In a blackout, key components may be damaged and operators may not have a full picture of what is available to them. And while utilities are likely to have a rough idea what the load on different parts of the grid should be, there are no guarantees. “You wind up having to basically feel around in the dark to make sure, ‘Does reality match up with what all of my data tells me?’ ” said Kevin Stamber, the Sandia lead of the project.

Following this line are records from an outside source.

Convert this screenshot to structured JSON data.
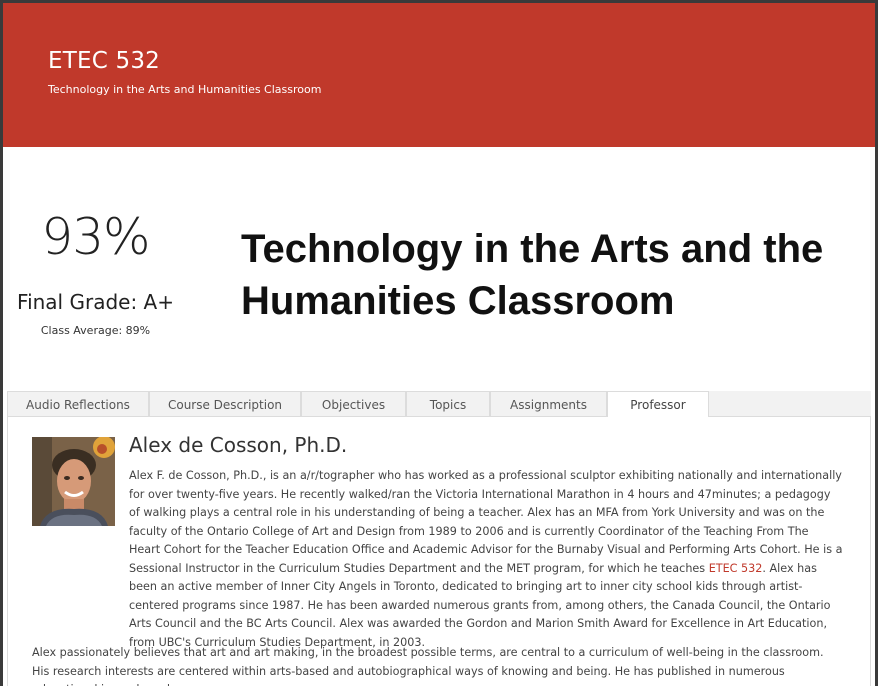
{
  "site": {
    "title": "ETEC 532",
    "tagline": "Technology in the Arts and Humanities Classroom"
  },
  "grade": {
    "percent": "93%",
    "final": "Final Grade: A+",
    "class_average": "Class Average: 89%"
  },
  "course_heading": "Technology in the Arts and the Humanities Classroom",
  "tabs": [
    {
      "label": "Audio Reflections",
      "active": false
    },
    {
      "label": "Course Description",
      "active": false
    },
    {
      "label": "Objectives",
      "active": false
    },
    {
      "label": "Topics",
      "active": false
    },
    {
      "label": "Assignments",
      "active": false
    },
    {
      "label": "Professor",
      "active": true
    }
  ],
  "professor": {
    "name": "Alex de Cosson, Ph.D.",
    "bio_part1": "Alex F. de Cosson, Ph.D., is an a/r/tographer who has worked as a professional sculptor exhibiting nationally and internationally for over twenty-five years. He recently walked/ran the Victoria International Marathon in 4 hours and 47minutes; a pedagogy of walking plays a central role in his understanding of being a teacher. Alex has an MFA from York University and was on the faculty of the Ontario College of Art and Design from 1989 to 2006 and is currently Coordinator of the Teaching From The Heart Cohort for the Teacher Education Office and Academic Advisor for the Burnaby Visual and Performing Arts Cohort. He is a Sessional Instructor in the Curriculum Studies Department and the MET program, for which he teaches ",
    "bio_link": "ETEC 532",
    "bio_part2": ". Alex has been an active member of Inner City Angels in Toronto, dedicated to bringing art to inner city school kids through artist-centered programs since 1987. He has been awarded numerous grants from, among others, the Canada Council, the Ontario Arts Council and the BC Arts Council. Alex was awarded the Gordon and Marion Smith Award for Excellence in Art Education, from UBC's Curriculum Studies Department, in 2003.",
    "bio_para2": "Alex passionately believes that art and art making, in the broadest possible terms, are central to a curriculum of well-being in the classroom. His research interests are centered within arts-based and autobiographical ways of knowing and being. He has published in numerous educational journals and"
  },
  "colors": {
    "header_bg": "#c0392b",
    "link": "#c0392b"
  }
}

That prompted the team to pair a cutting-edge optimization approach created by researchers at Lawrence Livermore National Laboratory and the University of California, Berkeley, with additional modules designed to simulate how the grid could react to the restoration plan, and how the operators implementing it would behave.

A newly discovered form of ice might exist on icy moons such as (left to right) Saturn’s moon’s Mimas, Dione and Rhea, on the far side of Saturn’s nearly edge-on rings. Image courtesy of NASA/JPL/Space Science Institute.

Ice, ice baby
Scientists have created a new type of ice that matches the density and structure of water, perhaps opening a door to studying water’s mysterious properties.
The ice is called medium-density amorphous ice. The team that created it, shook regular ice in a small container with centimeter-wide stainless-steel balls at temperatures of –200 degrees Celsius to produce the variant, which has never been seen before. The ice appeared as a white granular powder that stuck to the metal balls. As it turns out, comets are big chunks of low-density amorphous ice.
The results are “pretty convincing”, said Marius Millot, a physicist at the Lawrence Livermore National Laboratory. “This is a great example of how we still have things to understand with water.”